Apple CEO, Tim Cook called on the government to withdraw its demands in the legal arena and have a dialogue on the issue.
“We feel the best way forward would be for the government to withdraw its demands under the All Writs Act and, as some in Congress have proposed, form a commission or other panel of experts on intelligence, technology and civil liberties to discuss the implications for law enforcement, national security, privacy and personal freedoms,” Cook said. He noted the support of people from all over the country and walks of life through messages received which number in thousands.
Last week, Apple was ordered by a U.S magistrate judge to comply with the FBI in unlocking an iPhone by creating a backdoor into iOS. The iPhone in question belonged to one of the people implicated in perpetrating the San Bernardino shootings. Cook noted that critics say that the company should “roll back data protections to iOS 7” so that the data on the phone can be accessed.

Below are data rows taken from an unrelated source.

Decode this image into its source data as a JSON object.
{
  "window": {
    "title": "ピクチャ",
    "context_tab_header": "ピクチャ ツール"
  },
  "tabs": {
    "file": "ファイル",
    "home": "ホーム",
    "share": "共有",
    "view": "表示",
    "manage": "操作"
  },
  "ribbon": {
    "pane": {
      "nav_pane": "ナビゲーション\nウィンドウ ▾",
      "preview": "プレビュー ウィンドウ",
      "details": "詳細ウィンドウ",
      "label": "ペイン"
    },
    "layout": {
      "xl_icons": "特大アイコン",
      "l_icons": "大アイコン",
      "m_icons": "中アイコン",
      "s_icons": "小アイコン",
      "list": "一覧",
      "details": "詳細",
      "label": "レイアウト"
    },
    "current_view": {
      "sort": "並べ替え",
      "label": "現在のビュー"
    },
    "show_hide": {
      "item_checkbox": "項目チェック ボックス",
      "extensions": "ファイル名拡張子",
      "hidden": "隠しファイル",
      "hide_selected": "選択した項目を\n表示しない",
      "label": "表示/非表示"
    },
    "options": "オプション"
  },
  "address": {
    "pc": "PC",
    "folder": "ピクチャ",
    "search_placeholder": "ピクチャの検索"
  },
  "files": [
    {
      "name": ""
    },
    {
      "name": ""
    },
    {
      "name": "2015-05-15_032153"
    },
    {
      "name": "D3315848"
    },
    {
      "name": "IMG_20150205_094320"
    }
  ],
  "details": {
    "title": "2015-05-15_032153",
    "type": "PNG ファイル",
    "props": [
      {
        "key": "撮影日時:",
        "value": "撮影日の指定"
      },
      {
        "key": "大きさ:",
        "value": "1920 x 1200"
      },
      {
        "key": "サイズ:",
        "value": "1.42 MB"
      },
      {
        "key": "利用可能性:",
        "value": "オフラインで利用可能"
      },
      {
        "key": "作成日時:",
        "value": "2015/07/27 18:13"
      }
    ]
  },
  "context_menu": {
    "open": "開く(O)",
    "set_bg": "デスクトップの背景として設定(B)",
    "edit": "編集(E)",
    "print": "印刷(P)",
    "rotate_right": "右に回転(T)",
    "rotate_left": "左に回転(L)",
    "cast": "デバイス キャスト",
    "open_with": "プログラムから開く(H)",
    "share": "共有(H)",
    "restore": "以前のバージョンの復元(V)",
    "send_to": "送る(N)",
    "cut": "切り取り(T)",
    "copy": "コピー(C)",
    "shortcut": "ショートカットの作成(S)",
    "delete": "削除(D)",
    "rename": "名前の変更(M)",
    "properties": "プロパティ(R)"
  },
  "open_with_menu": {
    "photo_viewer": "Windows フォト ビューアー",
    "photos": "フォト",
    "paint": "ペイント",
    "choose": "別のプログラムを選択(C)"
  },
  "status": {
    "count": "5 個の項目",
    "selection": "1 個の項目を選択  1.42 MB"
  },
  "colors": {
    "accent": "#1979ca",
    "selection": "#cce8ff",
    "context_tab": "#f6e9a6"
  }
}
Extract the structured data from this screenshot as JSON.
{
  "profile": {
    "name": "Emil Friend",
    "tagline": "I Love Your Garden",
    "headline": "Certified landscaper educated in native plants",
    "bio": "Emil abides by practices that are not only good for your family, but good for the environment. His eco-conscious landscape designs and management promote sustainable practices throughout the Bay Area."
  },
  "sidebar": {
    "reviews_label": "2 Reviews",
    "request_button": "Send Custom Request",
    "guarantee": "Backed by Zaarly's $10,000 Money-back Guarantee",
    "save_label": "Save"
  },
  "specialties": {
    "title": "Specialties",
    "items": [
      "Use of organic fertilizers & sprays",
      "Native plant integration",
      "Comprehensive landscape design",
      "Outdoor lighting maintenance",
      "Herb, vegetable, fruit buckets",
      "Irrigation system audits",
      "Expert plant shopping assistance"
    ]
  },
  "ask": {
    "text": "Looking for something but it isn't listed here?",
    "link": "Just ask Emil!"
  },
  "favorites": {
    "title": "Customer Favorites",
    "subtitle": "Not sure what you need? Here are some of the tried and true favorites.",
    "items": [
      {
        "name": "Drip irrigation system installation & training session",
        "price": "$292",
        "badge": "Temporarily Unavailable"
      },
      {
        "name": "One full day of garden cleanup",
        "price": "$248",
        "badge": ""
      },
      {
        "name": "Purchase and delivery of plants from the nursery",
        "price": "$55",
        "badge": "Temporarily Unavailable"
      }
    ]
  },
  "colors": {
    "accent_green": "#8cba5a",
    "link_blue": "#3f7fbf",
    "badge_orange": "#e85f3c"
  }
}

Cook is against this because he believes that this would set a bad example if law enforcement needed access to data in the future and would compromise the security of all iOS users. “Starting with iOS 8, we began encrypting data in a way that not even the iPhone itself can read without the user’s pass code, so if it is lost or stolen, our personal data, conversations, financial and health information are far more secure,” he wrote. “We all know that turning back the clock on that progress would be a terrible idea.”
The government has been having issues accessing the data since it was revealed that the pass code linked to the Apple ID on the phone had been changed. If the pass code had not been changed then on connecting to a known Wi-Fi network iOS would automatically upload a copy of the data to iCloud from where it could be recovered by Apple. However, now there is no other option but to access the phone through bypassing the code on the lock screen. Apple says that this is only possible by creating what some would call a backdoor into iOS.